Reviewing Garrick Ohlsson.
Reviewing the Boston Symphony Orchestra.
The book is nearing an end. But I could use some help on something. I was writing up my bit on Landsberg 6—the sketchbook that contains the first inklings of Beethoven's Fifth. Now, there isn't much, if anything, left to say about Landsberg 6, which musicologists have pretty well picked over since Nottebohm first wrote about it back in 1880. But, my brain being what it is, I ended up spending all of yesterday banging my head against the wall over the paucity of information on the sketchbook's namesake, Ludwig Landsberg.

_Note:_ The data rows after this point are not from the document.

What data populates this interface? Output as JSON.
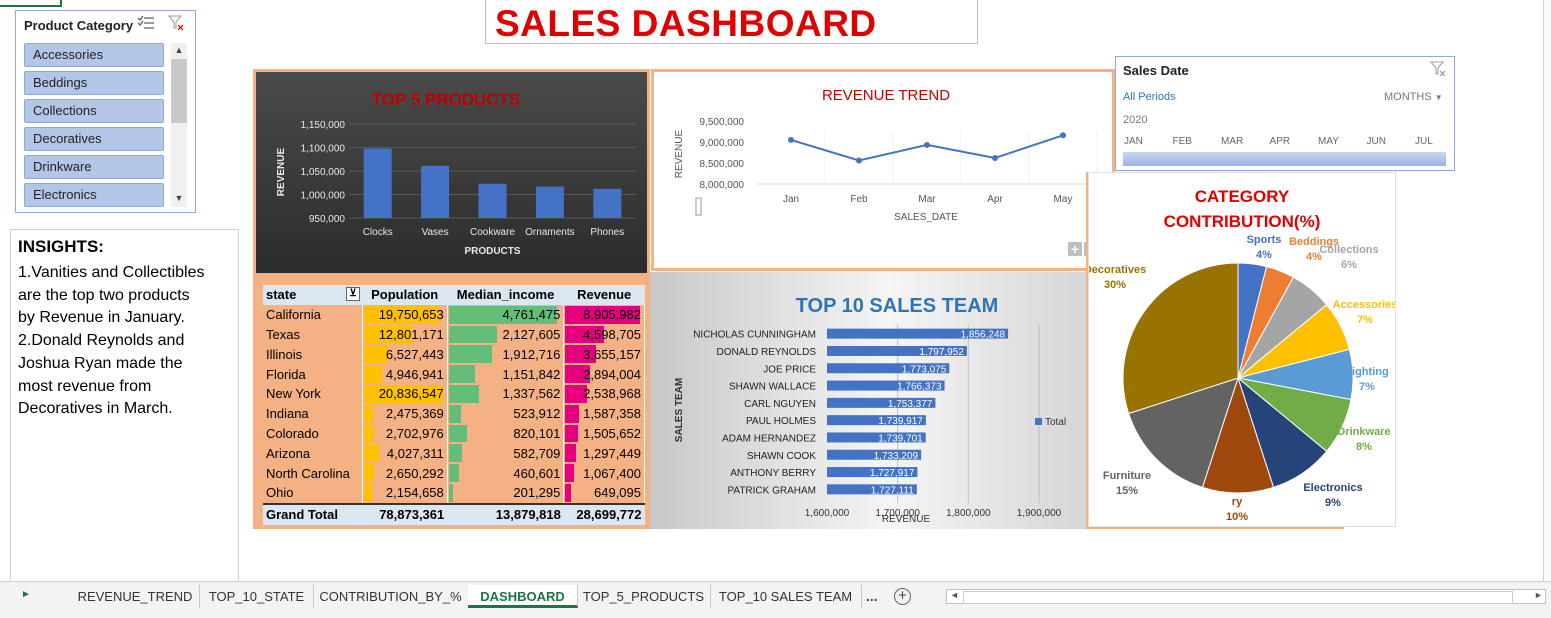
{
  "title": "SALES DASHBOARD",
  "product_slicer": {
    "title": "Product Category",
    "items": [
      "Accessories",
      "Beddings",
      "Collections",
      "Decoratives",
      "Drinkware",
      "Electronics"
    ]
  },
  "insights": {
    "heading": "INSIGHTS:",
    "lines": [
      "1.Vanities and Collectibles",
      "are the top two products",
      "by Revenue in January.",
      "2.Donald Reynolds and",
      "Joshua Ryan made the",
      "most revenue from",
      "Decoratives in March."
    ]
  },
  "date_slicer": {
    "title": "Sales Date",
    "period": "All Periods",
    "level": "MONTHS",
    "year": "2020",
    "months": [
      "JAN",
      "FEB",
      "MAR",
      "APR",
      "MAY",
      "JUN",
      "JUL"
    ]
  },
  "state_table": {
    "headers": [
      "state",
      "Population",
      "Median_income",
      "Revenue"
    ],
    "rows": [
      {
        "state": "California",
        "population": "19,750,653",
        "income": "4,761,475",
        "revenue": "8,905,982",
        "p": 19750653,
        "i": 4761475,
        "r": 8905982
      },
      {
        "state": "Texas",
        "population": "12,801,171",
        "income": "2,127,605",
        "revenue": "4,598,705",
        "p": 12801171,
        "i": 2127605,
        "r": 4598705
      },
      {
        "state": "Illinois",
        "population": "6,527,443",
        "income": "1,912,716",
        "revenue": "3,655,157",
        "p": 6527443,
        "i": 1912716,
        "r": 3655157
      },
      {
        "state": "Florida",
        "population": "4,946,941",
        "income": "1,151,842",
        "revenue": "2,894,004",
        "p": 4946941,
        "i": 1151842,
        "r": 2894004
      },
      {
        "state": "New York",
        "population": "20,836,547",
        "income": "1,337,562",
        "revenue": "2,538,968",
        "p": 20836547,
        "i": 1337562,
        "r": 2538968
      },
      {
        "state": "Indiana",
        "population": "2,475,369",
        "income": "523,912",
        "revenue": "1,587,358",
        "p": 2475369,
        "i": 523912,
        "r": 1587358
      },
      {
        "state": "Colorado",
        "population": "2,702,976",
        "income": "820,101",
        "revenue": "1,505,652",
        "p": 2702976,
        "i": 820101,
        "r": 1505652
      },
      {
        "state": "Arizona",
        "population": "4,027,311",
        "income": "582,709",
        "revenue": "1,297,449",
        "p": 4027311,
        "i": 582709,
        "r": 1297449
      },
      {
        "state": "North Carolina",
        "population": "2,650,292",
        "income": "460,601",
        "revenue": "1,067,400",
        "p": 2650292,
        "i": 460601,
        "r": 1067400
      },
      {
        "state": "Ohio",
        "population": "2,154,658",
        "income": "201,295",
        "revenue": "649,095",
        "p": 2154658,
        "i": 201295,
        "r": 649095
      }
    ],
    "total": {
      "label": "Grand Total",
      "population": "78,873,361",
      "income": "13,879,818",
      "revenue": "28,699,772"
    },
    "colors": {
      "population": "#ffc000",
      "income": "#63be7b",
      "revenue": "#e6007e"
    }
  },
  "sheet_tabs": [
    "REVENUE_TREND",
    "TOP_10_STATE",
    "CONTRIBUTION_BY_%",
    "DASHBOARD",
    "TOP_5_PRODUCTS",
    "TOP_10 SALES TEAM"
  ],
  "active_tab": "DASHBOARD",
  "tab_more": "...",
  "chart_data": [
    {
      "type": "bar",
      "title": "TOP 5 PRODUCTS",
      "xlabel": "PRODUCTS",
      "ylabel": "REVENUE",
      "categories": [
        "Clocks",
        "Vases",
        "Cookware",
        "Ornaments",
        "Phones"
      ],
      "values": [
        1098000,
        1061000,
        1023000,
        1017000,
        1012000
      ],
      "ylim": [
        950000,
        1150000
      ],
      "yticks": [
        "1,150,000",
        "1,100,000",
        "1,050,000",
        "1,000,000",
        "950,000"
      ],
      "color": "#4472c4"
    },
    {
      "type": "line",
      "title": "REVENUE TREND",
      "xlabel": "SALES_DATE",
      "ylabel": "REVENUE",
      "categories": [
        "Jan",
        "Feb",
        "Mar",
        "Apr",
        "May"
      ],
      "values": [
        9050000,
        8560000,
        8930000,
        8620000,
        9160000
      ],
      "ylim": [
        8000000,
        9500000
      ],
      "yticks": [
        "9,500,000",
        "9,000,000",
        "8,500,000",
        "8,000,000"
      ],
      "color": "#4472c4",
      "zoom_buttons": [
        "+",
        "−"
      ]
    },
    {
      "type": "bar",
      "title": "TOP 10 SALES TEAM",
      "xlabel": "REVENUE",
      "ylabel": "SALES TEAM",
      "legend": "Total",
      "categories": [
        "NICHOLAS CUNNINGHAM",
        "DONALD REYNOLDS",
        "JOE PRICE",
        "SHAWN WALLACE",
        "CARL NGUYEN",
        "PAUL HOLMES",
        "ADAM HERNANDEZ",
        "SHAWN COOK",
        "ANTHONY BERRY",
        "PATRICK GRAHAM"
      ],
      "values": [
        1856248,
        1797952,
        1773075,
        1766373,
        1753377,
        1739917,
        1739701,
        1733209,
        1727917,
        1727111
      ],
      "labels": [
        "1,856,248",
        "1,797,952",
        "1,773,075",
        "1,766,373",
        "1,753,377",
        "1,739,917",
        "1,739,701",
        "1,733,209",
        "1,727,917",
        "1,727,111"
      ],
      "xlim": [
        1600000,
        1900000
      ],
      "xticks": [
        "1,600,000",
        "1,700,000",
        "1,800,000",
        "1,900,000"
      ],
      "color": "#4472c4"
    },
    {
      "type": "pie",
      "title": "CATEGORY CONTRIBUTION(%)",
      "slices": [
        {
          "label": "Sports",
          "pct": 4,
          "display": "4%",
          "color": "#4472c4"
        },
        {
          "label": "Beddings",
          "pct": 4,
          "display": "4%",
          "color": "#ed7d31"
        },
        {
          "label": "Collections",
          "pct": 6,
          "display": "6%",
          "color": "#a5a5a5"
        },
        {
          "label": "Accessories",
          "pct": 7,
          "display": "7%",
          "color": "#ffc000"
        },
        {
          "label": "Lighting",
          "pct": 7,
          "display": "7%",
          "color": "#5b9bd5"
        },
        {
          "label": "Drinkware",
          "pct": 8,
          "display": "8%",
          "color": "#70ad47"
        },
        {
          "label": "Electronics",
          "pct": 9,
          "display": "9%",
          "color": "#264478"
        },
        {
          "label": "ry",
          "pct": 10,
          "display": "10%",
          "color": "#9e480e"
        },
        {
          "label": "Furniture",
          "pct": 15,
          "display": "15%",
          "color": "#636363"
        },
        {
          "label": "Decoratives",
          "pct": 30,
          "display": "30%",
          "color": "#997300"
        }
      ]
    }
  ]
}
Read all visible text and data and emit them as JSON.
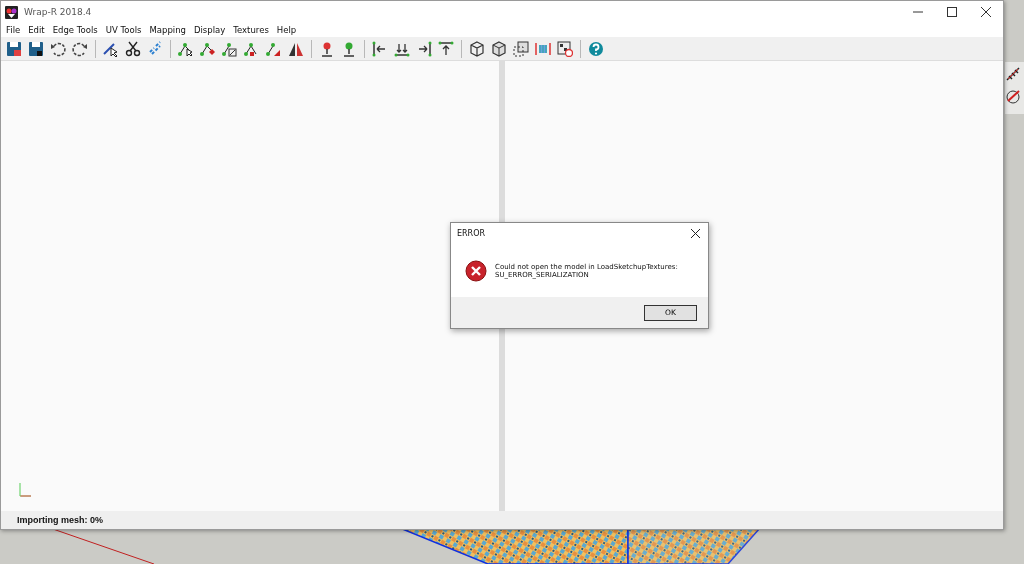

Born in Breslau (in 1804, 1805, or 1807, depending on who you believe), a tenor in the Berlin Opera chorus, also a violinist, he ended up living in Rome for twenty-some years, hosting soirees and promoting German music (most scholarly mentions surround one such salon at which the guest of honor was Fanny Mendelssohn). But he also owned a trove of manuscripts—not only Beethoven, but also Schubert, and Chopin, and scads of early music. My question: where did he get the money to amass that collection? Sure, manuscripts were cheaper back then, but they weren't free, and Landsberg's collecting was on a scale I would not expect on an expat violinist's salary. Was he well-connected? Did he have family money? (Apparently his brother back in Breslau was a banker, according to Thayer, who didn't bother mentioning his brother's first name.) My spidey sense is going crazy thinking that there has to be something more interesting going on with Landsberg that indicated in his Grove blurb, but every lead hits a brick wall.